NHS data science and software licensing

I’m writing something about software licensing and IP in NHS data science projects at the moment. I don’t think I ever dreamed about doing this, but I’ve noticed that a lot of people working in data science and related fields are confused about some of the issues and I would like to produce a set of facts (and opinions) which are based on a thorough reading of the subject and share them with interested parties. It’s a big job but I thought I’d trail a bit of it here and there as I go. Here’s the summary at the end of the licences section.

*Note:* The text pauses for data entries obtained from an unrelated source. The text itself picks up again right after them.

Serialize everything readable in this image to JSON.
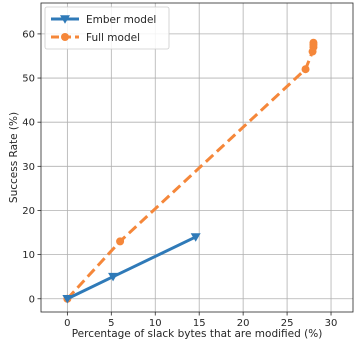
{
  "chart_data": {
    "type": "line",
    "xlabel": "Percentage of slack bytes that are modified (%)",
    "ylabel": "Success Rate (%)",
    "xlim": [
      -3,
      32.5
    ],
    "ylim": [
      -3,
      67
    ],
    "xticks": [
      0,
      5,
      10,
      15,
      20,
      25,
      30
    ],
    "yticks": [
      0,
      10,
      20,
      30,
      40,
      50,
      60
    ],
    "grid": true,
    "legend_position": "top-left",
    "series": [
      {
        "name": "Ember model",
        "color": "#2f7ab8",
        "style": "solid",
        "marker": "triangle-down",
        "x": [
          0,
          5.2,
          14.6
        ],
        "y": [
          0,
          5,
          14
        ]
      },
      {
        "name": "Full model",
        "color": "#f5873a",
        "style": "dashed",
        "marker": "circle",
        "x": [
          0,
          6,
          27.1,
          27.9,
          28.0,
          28.0,
          28.0
        ],
        "y": [
          0,
          13,
          52,
          56,
          57,
          57.5,
          58
        ]
      }
    ]
  }
}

The best software licence for a data science project will vary case by case, but there are some broad things to consider when choosing one. The most important decision to make is between permissive and copyleft licences. Permissive licences are useful when you want to maximise the impact of something and are not worried about what proprietary vendors might do with your code. Releasing code under, for example, an MIT licence allows everybody, including individuals using proprietary code, a chance to use the code under that licence.

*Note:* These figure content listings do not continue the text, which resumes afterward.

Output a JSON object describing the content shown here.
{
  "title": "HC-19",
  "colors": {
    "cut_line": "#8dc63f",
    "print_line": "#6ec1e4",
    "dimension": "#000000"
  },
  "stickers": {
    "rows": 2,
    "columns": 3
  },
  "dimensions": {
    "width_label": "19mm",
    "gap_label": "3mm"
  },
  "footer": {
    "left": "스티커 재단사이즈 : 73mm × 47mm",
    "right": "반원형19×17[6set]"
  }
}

Using a copyleft licence is useful when there is concern about what proprietary vendors might do with a piece of code. For example, vendors could use some functionality from an open source project to make their own product more appealing, and then use that functionality to sell their product to more customers, and then use that market leverage to help them acquire vendor lock in. Vendor lock in is the state in which using a company’s prodcuts ensures that you find it very difficult to move to another company’s products. An example might be using a proprietary statistical software package and saving data in its proprietary format, making it difficult to transfer that data to another piece of software. If proprietary software companies can use code to make the world worse in this way, then choosing a copyleft licence is an excellent way of sharing your code without allowing anybody to incorporate it into a proprietary codebase. Proprietary software companies are free to use copyleft licensed code, but are highly unlikely to do so since it means releasing all of the code that incorporates it.

The Great Survey Munge

As I mentioned on Twitter the other day, I have this rather ugly spreadsheet that comes from some online survey software that requires quite a lot of cleaning in order to upload it to the database. I had an old version written in base R but the survey has changed so I’ve updated it to tidyverse.

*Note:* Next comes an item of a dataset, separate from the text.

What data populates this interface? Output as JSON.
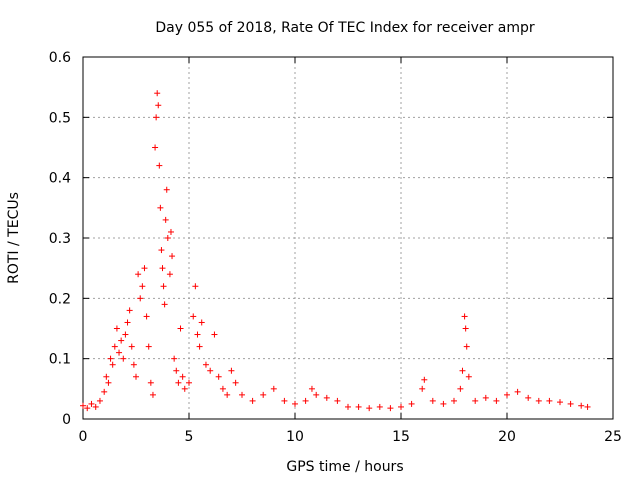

And this is where tidyverse absolutely shines. Using it for this job really made me realise how much help it gives you when you’ve got a big mess and you want to rapidly turn it into a proper dataset, renaming, recoding, and generally cleaning.

It must be half the keystrokes or even less than the base R script it replaces. There are some quite long strings in there, which come from the survey spreadsheet, but that’s all just cut and paste, I didn’t write anything for them.

I love it profoundly, and I bet if I was more experienced I could cut it down even more. Anyway, here it is for your idle curiosity, it is obviously of no use to anybody who isn’t working on this data and to be honest there are bits that you probably won’t even understand, but just a quick look should show you just how much I had from the wonderful tidyverse maintainers

https://gist.github.com/ChrisBeeley/488c3a8fa35b57d8b40232d70e1dfdc9

Rapidly find the mean of survey questions

Following on from the last blog post, I’ve got quite a nice way of generating lots of means from a survey dataset. This one relies on the fact that I’m averaging questions that go 2.1, 2.2, 2.3, and 3.1, 3.2, 3.3, so I can look for all questions that start with “2.”, “3.”, etc.

library(tidyverse)

survey <- survey %>% bind_cols(
  
  map(paste0(as.character(2 : 9), "."), function(x) {
    
    return_value <- survey %>% 
      select(starts_with(x)) %>% 
      rowMeans(., na.rm = TRUE) %>% 
      as.data.frame()
    
    names(return_value) <- paste0("Question ", x)
    
    return(return_value)
  }) 
)

This returns the original dataset plus the averages of each question, labelled “Question 2”, “Question 3”, etc.